La Dra. Brightling se levantó y fue hacia la puerta. Vaciló un momento, sentía ganas de darse vuelta y decirle a Arnie donde podía meterse su declaración… pero siguió caminando por el corredor del Ala Oeste, dobló al norte y bajó a la calle. Dos agentes del Servicio Secreto observaron la expresión de su rostro y se preguntaron qué le habría llovido encima esa mañana… tal vez una tormenta de granizo. Cruzó la calle con paso rígido y subió las escaleras del OEOB. Una vez en su oficina, encendió la computadora Gateway y abrió el procesador de palabras… pero en realidad deseaba romper la pantalla a puñetazos en vez de golpear pacientemente el teclado para redactar una declaración que no la representaba.
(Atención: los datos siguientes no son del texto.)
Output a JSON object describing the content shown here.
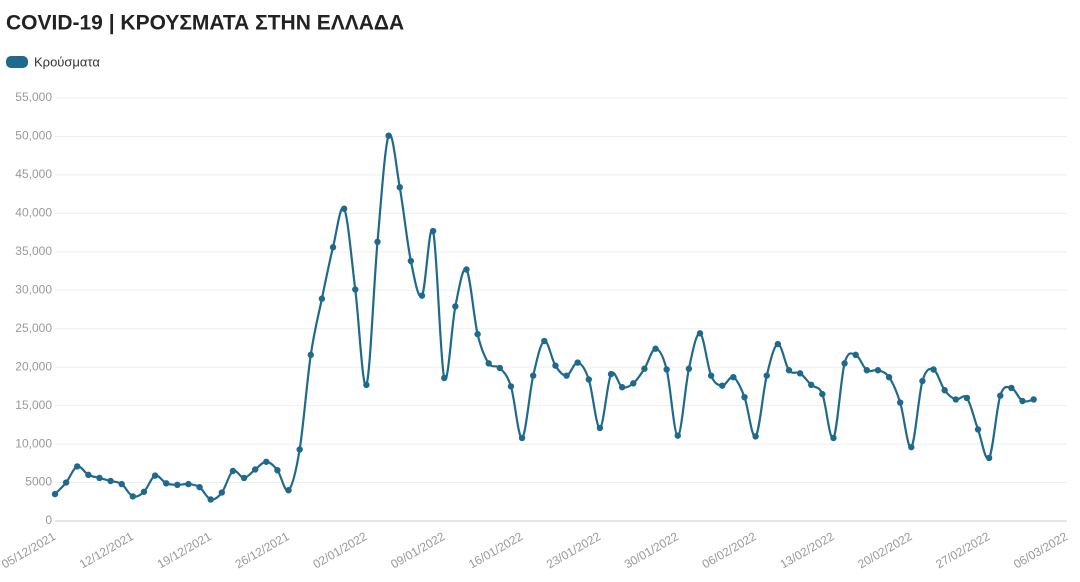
{
  "chart_data": {
    "type": "line",
    "title": "COVID-19 | ΚΡΟΥΣΜΑΤΑ ΣΤΗΝ ΕΛΛΑΔΑ",
    "categories": [
      "05/12/2021",
      null,
      null,
      null,
      null,
      null,
      null,
      "12/12/2021",
      null,
      null,
      null,
      null,
      null,
      null,
      "19/12/2021",
      null,
      null,
      null,
      null,
      null,
      null,
      "26/12/2021",
      null,
      null,
      null,
      null,
      null,
      null,
      "02/01/2022",
      null,
      null,
      null,
      null,
      null,
      null,
      "09/01/2022",
      null,
      null,
      null,
      null,
      null,
      null,
      "16/01/2022",
      null,
      null,
      null,
      null,
      null,
      null,
      "23/01/2022",
      null,
      null,
      null,
      null,
      null,
      null,
      "30/01/2022",
      null,
      null,
      null,
      null,
      null,
      null,
      "06/02/2022",
      null,
      null,
      null,
      null,
      null,
      null,
      "13/02/2022",
      null,
      null,
      null,
      null,
      null,
      null,
      "20/02/2022",
      null,
      null,
      null,
      null,
      null,
      null,
      "27/02/2022",
      null,
      null,
      null,
      null,
      null,
      null,
      "06/03/2022"
    ],
    "series": [
      {
        "name": "Κρούσματα",
        "color": "#1f6a8c",
        "values": [
          3500,
          5000,
          7100,
          6000,
          5600,
          5200,
          4800,
          3200,
          3800,
          5900,
          4900,
          4700,
          4800,
          4400,
          2800,
          3700,
          6500,
          5600,
          6700,
          7700,
          6600,
          4000,
          9300,
          21600,
          28900,
          35600,
          40600,
          30100,
          17700,
          36300,
          50100,
          43400,
          33800,
          29300,
          37700,
          18600,
          27900,
          32700,
          24300,
          20500,
          19900,
          17500,
          10800,
          18900,
          23400,
          20200,
          18900,
          20600,
          18400,
          12100,
          19100,
          17400,
          17900,
          19800,
          22400,
          19700,
          11100,
          19800,
          24400,
          18900,
          17600,
          18700,
          16100,
          11000,
          18900,
          23000,
          19600,
          19200,
          17700,
          16500,
          10800,
          20500,
          21600,
          19600,
          19600,
          18700,
          15400,
          9600,
          18200,
          19700,
          17000,
          15800,
          16000,
          11900,
          8200,
          16300,
          17300,
          15600,
          15800,
          null,
          null,
          null
        ]
      }
    ],
    "ylim": [
      0,
      55000
    ],
    "yticks": [
      0,
      {
        "value": 5000,
        "label": "5000"
      },
      {
        "value": 10000,
        "label": "10,000"
      },
      {
        "value": 15000,
        "label": "15,000"
      },
      {
        "value": 20000,
        "label": "20,000"
      },
      {
        "value": 25000,
        "label": "25,000"
      },
      {
        "value": 30000,
        "label": "30,000"
      },
      {
        "value": 35000,
        "label": "35,000"
      },
      {
        "value": 40000,
        "label": "40,000"
      },
      {
        "value": 45000,
        "label": "45,000"
      },
      {
        "value": 50000,
        "label": "50,000"
      },
      {
        "value": 55000,
        "label": "55,000"
      }
    ],
    "grid": true,
    "legend": "top-left"
  }
}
¡Recibir órdenes de ese hombre! Que no sabía nada de ciencia… y a quien le importaba un bledo el medio ambiente. ¡Lo único que le importaba a Arnie era la política, y la política era lo más artificial del mundo!

Finalmente se calmó, respiró hondo y comenzó a redactar su defensa de algo que, después de todo, jamás sucedería, ¿verdad?

No, se dijo con firmeza. Jamás sucedería.